Cinque invettive, sette donne e un funerale
di e con Concita De Gregorio musica live Erica Mou
regia Teresa Ludovico
spazio scenico e luci Vincent Longuemare
cura della produzione Sabrina Cocco
Un’ultima cosa è un progetto a cui lavoro da molti anni senza sapere che fosse un progetto. È una ricerca intima e personale che mi ha condotta nel corso della vita ad appassionarmi alle parole e alle opere di alcune figure luminose del Novecento – donne spesso rimaste in ombra, o all’ombra di qualcuno. Ho studiato il loro lessico fino a ‘sentire’ la loro voce, quasi che le avessi di fronte e potessi parlare con loro. Ho avuto infine desiderio di rendere loro giustizia. Attraverso la scrittura, naturalmente, non conosco altro modo. La prima è stata Dora Maar, la donna che piange dei quadri di Picasso, che mi accompagna fin da bambina. Poi sono venute Amelia Rosselli poeta, nell’adolescenza, Carol Rama e la sua ossessione artistica per il sesso motore di vita, Maria Lai che ha ricamato libri e tenuto insieme, coi suoi fili dorati, persone, paesi e montagne. Infine Lisetta Carmi, che – unica vivente – mi ha aperto le porte di casa sua e reso privilegio della sua confidenza. Di molte altre ho seguito le tracce nei decenni ma a queste cinque, in epoche diverse, ho dedicato un’orazione funebre immaginando che fossero loro stesse a parlare ai propri funerali. Loro che si alzano, di fronte alla platea lì riunita, e raccontano chi sono state o per meglio dire: chi sono e per sempre saranno.

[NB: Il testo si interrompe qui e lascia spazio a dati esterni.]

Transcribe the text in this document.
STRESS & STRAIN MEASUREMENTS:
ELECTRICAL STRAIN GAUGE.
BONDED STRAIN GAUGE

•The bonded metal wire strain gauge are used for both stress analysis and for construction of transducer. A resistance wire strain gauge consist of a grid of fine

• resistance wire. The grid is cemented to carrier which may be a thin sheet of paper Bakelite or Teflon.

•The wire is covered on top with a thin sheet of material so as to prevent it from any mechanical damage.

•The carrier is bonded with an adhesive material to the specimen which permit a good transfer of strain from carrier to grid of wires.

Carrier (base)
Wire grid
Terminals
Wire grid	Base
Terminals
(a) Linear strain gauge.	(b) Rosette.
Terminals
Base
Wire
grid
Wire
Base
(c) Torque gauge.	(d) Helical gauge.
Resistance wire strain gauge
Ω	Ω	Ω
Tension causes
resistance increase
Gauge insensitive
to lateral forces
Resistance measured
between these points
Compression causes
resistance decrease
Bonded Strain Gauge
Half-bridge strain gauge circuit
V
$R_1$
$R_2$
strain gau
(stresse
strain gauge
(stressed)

Invettive, perché le parole e le intenzioni sono veementi e risarcitorie. Molto diverse nei toni e nel linguaggio perché ogni donna, naturalmente, è diversa. Ho usato per comporre i testi soltanto le loro parole – parole che hanno effettivamente pronunciato o scritto in vita – e in qualche raro caso parole che altri, chi le ha amate o odiate, hanno scritto di loro. Il risultato sono testi composti da un vocabolario proprio di ciascuna – la sua voce – ma di pura invenzione: ho immaginato che dicessero qualcosa che non hanno mai avuto il tempo, il modo di dire.
Ogni tanto mi è capitato di leggerne qualche brano a pochi amici, e solo quando Teresa Ludovico mi ha chiesto di ascoltarle tutte ho saputo che si trattava di un progetto, sì, per quanto sin lì inconsapevole e dettato da un personale bisogno. La drammaturgia è stato un lavoro di montaggio che dà vita a cinque quadri in successione: le donne prendono parola in scena, a teatro, subito prima di uscire di scena, nella vita. Come se un momento prima di sparire potessero voltarsi verso il pubblico: “Ah. Resta un’ultima cosa da dire”.
Ho chiesto a Erica Mou, una voce magnifica al servizio di una scrittura pura, di dare vita sul palco a un’anima infantile e arcaica insieme: i suoi canti popolari, le sue ninne nanne fanno da controcanto e accompagnano le ultime parole di queste cinque donne con le prime che una bambina sente quando viene al mondo. La lingua universale del dialetto cuce i destini e chiude il cerchio.
Concita De Gregorio
“Ah.
Vuoi scrivere la mia orazione funebre
Ma io non sono morta. Accidenti.
Non so se ti posso aiutare.
Vorrei. Fammi provare. Vorrei
Non ci avevo mai pensato. E’ vero questo che dici, sì sì.
E’ giusto: dovremmo essere noi a parlare di noi stessi, al nostro funerale
Sono così scialbi i discorsi d’occasione dei parenti
A parte i figli e i nipoti, certo
che a volte dicono cose minime
e vere, a volte sorridono persino. Io vorrei che tutti sorridessero
ma di figli non ne ho. Perciò dubito
temo la cerimonia solenne il ricordo accorato
Che spreco.
Che occasione mancata.
Sarebbe bello esserci da vivi – hai ragione
Dare a tutti il benvenuto
approfittare per dire un’ultima cosa”.